# Optimized Backfill Configuration & Concurrency

## 1. Goal: Increasing Deal Volume
The primary objective was to increase the volume of deals in the database, targeting ~10,000+ active deals. Previous strict filters limited the pool to <2,000.

### The "TONS o Deals" Configuration
We updated `keepa_query.json` with the following parameters:
-   **Sales Rank:** 10,000 - 10,000,000
-   **Current Price:** $20 - $451
-   **Drop Percent:** > 10%
-   **Drop Value:** > $0 (Fixed `deltaRange` to allow drops > $100)
-   **Date Range:** 4 (All History)

### The "Ancient Data" Risk
Using `dateRange: 4` (All History) previously caused the ingestion of invalid deals from 2015.
-   **Fix:** We enforced `sortType: 4` (Last Update) in the API call.
-   **Verification:** `Diagnostics/test_keepa_query.py` was updated to decode Keepa timestamps.
-   **Result:** Confirmed that the API returns deals updated **today** (2026-01-27), ensuring data freshness despite the wide date window.
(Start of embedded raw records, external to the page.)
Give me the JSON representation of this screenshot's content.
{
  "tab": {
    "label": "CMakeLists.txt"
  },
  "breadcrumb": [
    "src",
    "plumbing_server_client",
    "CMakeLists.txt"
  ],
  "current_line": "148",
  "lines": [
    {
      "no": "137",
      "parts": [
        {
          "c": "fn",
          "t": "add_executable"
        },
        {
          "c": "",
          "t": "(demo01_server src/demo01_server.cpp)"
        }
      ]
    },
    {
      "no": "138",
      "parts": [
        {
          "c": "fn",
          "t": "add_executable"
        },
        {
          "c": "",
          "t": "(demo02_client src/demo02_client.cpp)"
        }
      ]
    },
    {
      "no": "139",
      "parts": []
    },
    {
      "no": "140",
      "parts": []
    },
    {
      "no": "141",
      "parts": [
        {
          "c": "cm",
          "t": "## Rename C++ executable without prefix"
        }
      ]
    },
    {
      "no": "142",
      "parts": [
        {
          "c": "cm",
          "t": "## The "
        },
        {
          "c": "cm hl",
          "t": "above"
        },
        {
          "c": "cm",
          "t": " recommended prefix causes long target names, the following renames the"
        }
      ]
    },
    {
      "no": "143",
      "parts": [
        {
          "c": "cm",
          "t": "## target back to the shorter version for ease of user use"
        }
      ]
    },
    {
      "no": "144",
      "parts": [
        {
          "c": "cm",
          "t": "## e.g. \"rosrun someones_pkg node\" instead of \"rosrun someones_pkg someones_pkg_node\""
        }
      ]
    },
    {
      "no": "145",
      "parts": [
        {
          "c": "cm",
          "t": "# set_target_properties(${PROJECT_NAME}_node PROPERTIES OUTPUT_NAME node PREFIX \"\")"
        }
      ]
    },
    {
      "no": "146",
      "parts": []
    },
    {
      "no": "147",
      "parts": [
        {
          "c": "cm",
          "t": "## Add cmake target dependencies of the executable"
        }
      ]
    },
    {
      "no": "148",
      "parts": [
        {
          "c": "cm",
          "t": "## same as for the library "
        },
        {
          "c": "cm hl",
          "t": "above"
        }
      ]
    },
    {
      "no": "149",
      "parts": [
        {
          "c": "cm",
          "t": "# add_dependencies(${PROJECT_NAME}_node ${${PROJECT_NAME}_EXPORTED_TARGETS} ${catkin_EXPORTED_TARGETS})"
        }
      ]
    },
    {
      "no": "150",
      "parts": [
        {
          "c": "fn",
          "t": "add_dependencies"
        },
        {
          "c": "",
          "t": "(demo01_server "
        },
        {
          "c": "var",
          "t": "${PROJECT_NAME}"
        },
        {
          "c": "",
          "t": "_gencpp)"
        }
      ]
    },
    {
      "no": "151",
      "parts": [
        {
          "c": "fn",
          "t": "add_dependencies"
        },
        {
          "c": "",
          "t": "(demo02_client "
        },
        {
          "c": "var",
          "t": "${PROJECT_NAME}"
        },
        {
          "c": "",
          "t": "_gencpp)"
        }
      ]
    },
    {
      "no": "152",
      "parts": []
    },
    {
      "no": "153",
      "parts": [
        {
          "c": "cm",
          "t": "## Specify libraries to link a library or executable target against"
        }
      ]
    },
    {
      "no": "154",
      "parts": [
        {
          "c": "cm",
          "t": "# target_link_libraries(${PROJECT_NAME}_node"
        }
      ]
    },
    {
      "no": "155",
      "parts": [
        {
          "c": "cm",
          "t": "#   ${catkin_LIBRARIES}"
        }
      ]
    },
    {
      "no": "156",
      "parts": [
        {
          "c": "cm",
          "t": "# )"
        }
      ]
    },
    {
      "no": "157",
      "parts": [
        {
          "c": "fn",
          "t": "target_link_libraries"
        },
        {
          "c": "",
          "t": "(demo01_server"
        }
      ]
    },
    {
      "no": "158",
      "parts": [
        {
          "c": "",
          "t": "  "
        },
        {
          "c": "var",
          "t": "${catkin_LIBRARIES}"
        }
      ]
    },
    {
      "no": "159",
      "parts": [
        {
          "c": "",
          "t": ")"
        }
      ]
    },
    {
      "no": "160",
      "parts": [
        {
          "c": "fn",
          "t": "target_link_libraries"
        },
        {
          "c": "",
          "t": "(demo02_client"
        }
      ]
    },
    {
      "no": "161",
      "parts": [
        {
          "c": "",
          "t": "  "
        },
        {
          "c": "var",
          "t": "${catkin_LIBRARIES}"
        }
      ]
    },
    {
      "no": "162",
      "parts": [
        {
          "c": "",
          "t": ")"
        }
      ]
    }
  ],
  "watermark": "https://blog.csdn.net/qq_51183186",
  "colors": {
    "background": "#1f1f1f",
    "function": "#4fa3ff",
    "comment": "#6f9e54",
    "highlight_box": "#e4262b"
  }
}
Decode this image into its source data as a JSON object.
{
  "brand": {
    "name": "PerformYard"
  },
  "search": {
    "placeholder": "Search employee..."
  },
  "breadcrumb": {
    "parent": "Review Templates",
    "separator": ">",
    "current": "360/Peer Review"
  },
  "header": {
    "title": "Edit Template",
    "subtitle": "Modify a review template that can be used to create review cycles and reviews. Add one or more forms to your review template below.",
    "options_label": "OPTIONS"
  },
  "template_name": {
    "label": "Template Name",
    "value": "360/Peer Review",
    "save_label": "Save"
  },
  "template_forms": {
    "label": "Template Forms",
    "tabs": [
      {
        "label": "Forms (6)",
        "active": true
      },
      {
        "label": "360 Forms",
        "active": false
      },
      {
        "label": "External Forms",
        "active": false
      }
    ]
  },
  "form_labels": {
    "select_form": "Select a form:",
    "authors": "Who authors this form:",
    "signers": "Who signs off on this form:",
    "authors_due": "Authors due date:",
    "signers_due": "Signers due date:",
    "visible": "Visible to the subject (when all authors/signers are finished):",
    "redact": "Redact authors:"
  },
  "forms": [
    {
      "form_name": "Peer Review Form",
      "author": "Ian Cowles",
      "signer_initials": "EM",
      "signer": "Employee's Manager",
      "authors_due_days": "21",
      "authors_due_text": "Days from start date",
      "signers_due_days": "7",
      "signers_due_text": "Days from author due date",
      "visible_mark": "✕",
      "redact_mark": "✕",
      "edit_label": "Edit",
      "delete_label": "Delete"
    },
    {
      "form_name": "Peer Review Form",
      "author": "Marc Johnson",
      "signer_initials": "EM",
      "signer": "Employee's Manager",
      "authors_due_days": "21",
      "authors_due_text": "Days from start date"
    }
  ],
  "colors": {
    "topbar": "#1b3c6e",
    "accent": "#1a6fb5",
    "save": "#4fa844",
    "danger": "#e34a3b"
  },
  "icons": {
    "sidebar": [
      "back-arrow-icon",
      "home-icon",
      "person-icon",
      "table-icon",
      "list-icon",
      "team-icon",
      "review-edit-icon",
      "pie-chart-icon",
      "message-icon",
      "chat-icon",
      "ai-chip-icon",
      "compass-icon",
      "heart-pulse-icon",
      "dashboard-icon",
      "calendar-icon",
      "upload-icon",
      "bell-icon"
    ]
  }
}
## 2. The Equilibrium Problem
We identified a mathematical ceiling for the database size based on the Keepa Plan (5 tokens/min).
-   **Income:** 7,200 tokens/day.
-   **Cost:** ~20 tokens to refresh a deal (Full History).
-   **Capacity:** 360 refreshes/day.
-   **Janitor:** Deletes deals after 3 days.
-   **Max Database Size:** ~1,100 deals (360 * 3).

### Solution: Concurrent Refiller & Lightweight Updates
To break this ceiling, we made two architectural changes:

1.  **Concurrent Execution:**
    -   **Change:** `simple_task.py` (Refiller) no longer checks the `backfill_deals_lock`.
    -   **Benefit:** The Refiller can now run *while* the Backfiller is churning through history. This ensures that fresh deals (Page 0) are ingested immediately.
    -   **Safety:** Both tasks rely on `TokenManager`. If tokens run out, they both block (sleep) until the bucket refills. There is a risk of the Backfiller "starving" the Refiller, but the Refiller's blocking wait ensures it eventually gets served.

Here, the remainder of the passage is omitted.